Mutants also takes forever to get where it needs to go, especially because it comes with a pretty simple plot. While it develops the overriding threat, it doesn’t need as much time as it uses, so the story can stagnate.
If it expanded the characters better, this would seem fine, but since it tends to leave the five leads as sketchy, it doesn’t utilize its cinematic real estate especially well. I get that origin stories like this tend to skimp on the big action moments, but since Mutants doesn’t explore the participants in a satisfying manner, we encounter problems.

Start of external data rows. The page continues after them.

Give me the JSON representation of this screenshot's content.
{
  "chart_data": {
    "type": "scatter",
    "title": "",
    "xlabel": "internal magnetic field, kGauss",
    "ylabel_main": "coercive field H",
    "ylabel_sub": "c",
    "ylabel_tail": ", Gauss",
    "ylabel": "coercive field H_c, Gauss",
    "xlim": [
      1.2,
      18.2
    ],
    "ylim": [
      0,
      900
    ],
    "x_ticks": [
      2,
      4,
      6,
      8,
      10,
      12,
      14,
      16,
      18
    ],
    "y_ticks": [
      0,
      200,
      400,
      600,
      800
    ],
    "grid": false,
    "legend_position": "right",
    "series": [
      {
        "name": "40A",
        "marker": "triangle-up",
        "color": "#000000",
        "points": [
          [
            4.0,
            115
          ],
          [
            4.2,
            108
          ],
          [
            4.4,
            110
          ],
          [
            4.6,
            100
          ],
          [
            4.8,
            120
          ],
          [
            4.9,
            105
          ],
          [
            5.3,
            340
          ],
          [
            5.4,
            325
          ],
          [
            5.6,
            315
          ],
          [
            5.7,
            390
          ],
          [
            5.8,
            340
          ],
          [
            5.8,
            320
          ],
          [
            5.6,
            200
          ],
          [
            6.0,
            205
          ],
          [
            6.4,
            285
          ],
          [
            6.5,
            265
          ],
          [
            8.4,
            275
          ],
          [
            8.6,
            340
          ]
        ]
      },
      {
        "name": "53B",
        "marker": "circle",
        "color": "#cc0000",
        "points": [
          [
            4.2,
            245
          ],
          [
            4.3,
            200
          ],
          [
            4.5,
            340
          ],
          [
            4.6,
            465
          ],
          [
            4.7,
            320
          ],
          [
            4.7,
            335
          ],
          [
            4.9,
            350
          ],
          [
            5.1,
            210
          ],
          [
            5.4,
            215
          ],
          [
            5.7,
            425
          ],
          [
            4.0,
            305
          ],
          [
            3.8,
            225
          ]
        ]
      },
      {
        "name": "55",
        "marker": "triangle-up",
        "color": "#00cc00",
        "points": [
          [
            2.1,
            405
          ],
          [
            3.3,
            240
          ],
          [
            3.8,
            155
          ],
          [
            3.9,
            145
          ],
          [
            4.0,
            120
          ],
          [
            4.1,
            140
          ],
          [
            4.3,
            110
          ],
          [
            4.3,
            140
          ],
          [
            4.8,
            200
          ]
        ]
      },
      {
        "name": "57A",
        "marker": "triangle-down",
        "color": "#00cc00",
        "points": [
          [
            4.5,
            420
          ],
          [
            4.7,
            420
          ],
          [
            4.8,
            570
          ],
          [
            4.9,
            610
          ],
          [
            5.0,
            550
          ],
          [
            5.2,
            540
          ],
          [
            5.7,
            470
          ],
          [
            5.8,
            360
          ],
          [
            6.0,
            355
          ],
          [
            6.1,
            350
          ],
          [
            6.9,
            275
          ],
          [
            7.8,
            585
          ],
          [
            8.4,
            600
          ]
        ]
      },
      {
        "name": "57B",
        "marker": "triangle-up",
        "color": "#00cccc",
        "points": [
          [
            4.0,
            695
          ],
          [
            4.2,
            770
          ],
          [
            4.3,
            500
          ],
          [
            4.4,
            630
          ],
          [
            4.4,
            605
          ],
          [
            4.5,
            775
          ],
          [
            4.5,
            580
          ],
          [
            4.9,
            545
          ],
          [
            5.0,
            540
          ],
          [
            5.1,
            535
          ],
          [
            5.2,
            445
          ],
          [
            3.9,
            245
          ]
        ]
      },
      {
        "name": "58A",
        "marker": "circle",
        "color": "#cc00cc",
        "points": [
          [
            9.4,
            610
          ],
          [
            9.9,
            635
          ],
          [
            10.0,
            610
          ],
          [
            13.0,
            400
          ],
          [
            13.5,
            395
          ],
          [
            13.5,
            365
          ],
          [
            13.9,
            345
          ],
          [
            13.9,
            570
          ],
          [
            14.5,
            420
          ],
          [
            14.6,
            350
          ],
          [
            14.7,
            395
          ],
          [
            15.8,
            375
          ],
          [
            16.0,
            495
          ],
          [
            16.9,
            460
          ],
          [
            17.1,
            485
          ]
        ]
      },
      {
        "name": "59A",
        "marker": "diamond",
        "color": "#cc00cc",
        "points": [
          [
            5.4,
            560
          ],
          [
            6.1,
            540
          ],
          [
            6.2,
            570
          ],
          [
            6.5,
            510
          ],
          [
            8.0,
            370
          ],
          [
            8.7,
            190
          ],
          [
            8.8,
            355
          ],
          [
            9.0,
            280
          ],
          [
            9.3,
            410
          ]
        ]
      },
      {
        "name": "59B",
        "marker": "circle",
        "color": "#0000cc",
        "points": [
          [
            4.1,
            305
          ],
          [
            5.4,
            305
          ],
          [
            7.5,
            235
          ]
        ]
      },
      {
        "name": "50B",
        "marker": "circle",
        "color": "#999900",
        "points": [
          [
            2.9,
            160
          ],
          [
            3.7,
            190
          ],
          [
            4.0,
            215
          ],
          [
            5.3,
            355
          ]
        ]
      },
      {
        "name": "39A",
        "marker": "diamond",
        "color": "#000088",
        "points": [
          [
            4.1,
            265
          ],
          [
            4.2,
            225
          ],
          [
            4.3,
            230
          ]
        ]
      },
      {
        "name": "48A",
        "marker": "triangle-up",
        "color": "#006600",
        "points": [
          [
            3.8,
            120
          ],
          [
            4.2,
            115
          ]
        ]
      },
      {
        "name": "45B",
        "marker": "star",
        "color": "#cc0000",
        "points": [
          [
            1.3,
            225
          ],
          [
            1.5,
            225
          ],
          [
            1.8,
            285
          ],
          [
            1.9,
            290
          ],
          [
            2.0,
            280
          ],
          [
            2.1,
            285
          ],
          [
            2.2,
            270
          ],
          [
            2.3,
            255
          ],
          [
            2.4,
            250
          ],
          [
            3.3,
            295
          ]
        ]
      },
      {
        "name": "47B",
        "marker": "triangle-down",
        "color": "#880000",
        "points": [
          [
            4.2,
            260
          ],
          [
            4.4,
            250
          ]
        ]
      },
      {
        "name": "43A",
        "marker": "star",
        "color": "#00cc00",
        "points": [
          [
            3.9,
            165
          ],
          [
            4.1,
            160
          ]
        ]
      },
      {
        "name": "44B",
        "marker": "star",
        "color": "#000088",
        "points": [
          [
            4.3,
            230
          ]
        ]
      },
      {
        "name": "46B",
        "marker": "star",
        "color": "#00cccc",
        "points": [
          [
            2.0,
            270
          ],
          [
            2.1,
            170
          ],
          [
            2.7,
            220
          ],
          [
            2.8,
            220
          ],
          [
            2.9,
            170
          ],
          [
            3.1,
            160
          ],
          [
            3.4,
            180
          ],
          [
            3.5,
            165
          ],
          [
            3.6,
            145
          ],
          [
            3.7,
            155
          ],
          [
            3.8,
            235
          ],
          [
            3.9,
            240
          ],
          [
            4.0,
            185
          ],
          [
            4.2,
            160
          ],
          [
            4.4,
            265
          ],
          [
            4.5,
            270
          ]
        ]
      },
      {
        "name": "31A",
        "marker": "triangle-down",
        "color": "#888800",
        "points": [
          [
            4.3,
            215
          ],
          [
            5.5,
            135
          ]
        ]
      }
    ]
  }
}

At least the actors do reasonably well with their underwritten parts. Taylor-Joy has turned into a reliable talent, and she offers the best performance of the bunch, as she almost manages to find a real character in the underbaked script.
As for the others, they seem less effective, but none disappoint. Handed sketchy roles, they do their best.
To some degree, Mutants benefits from its relative brief running time, as it goes by too quickly for us to ever lose interest. That said, I can’t help but think a longer movie with better developed characters might seem more engaging, but then again, perhaps a two-hour Mutants would’ve become bogged down with dreary melodrama.
Whatever the case, the end result seems like a mediocre superhero movie. Nothing about Mutants turns it into a poor movie, but it lacks the spark and excitement to allow it to become better than just meh.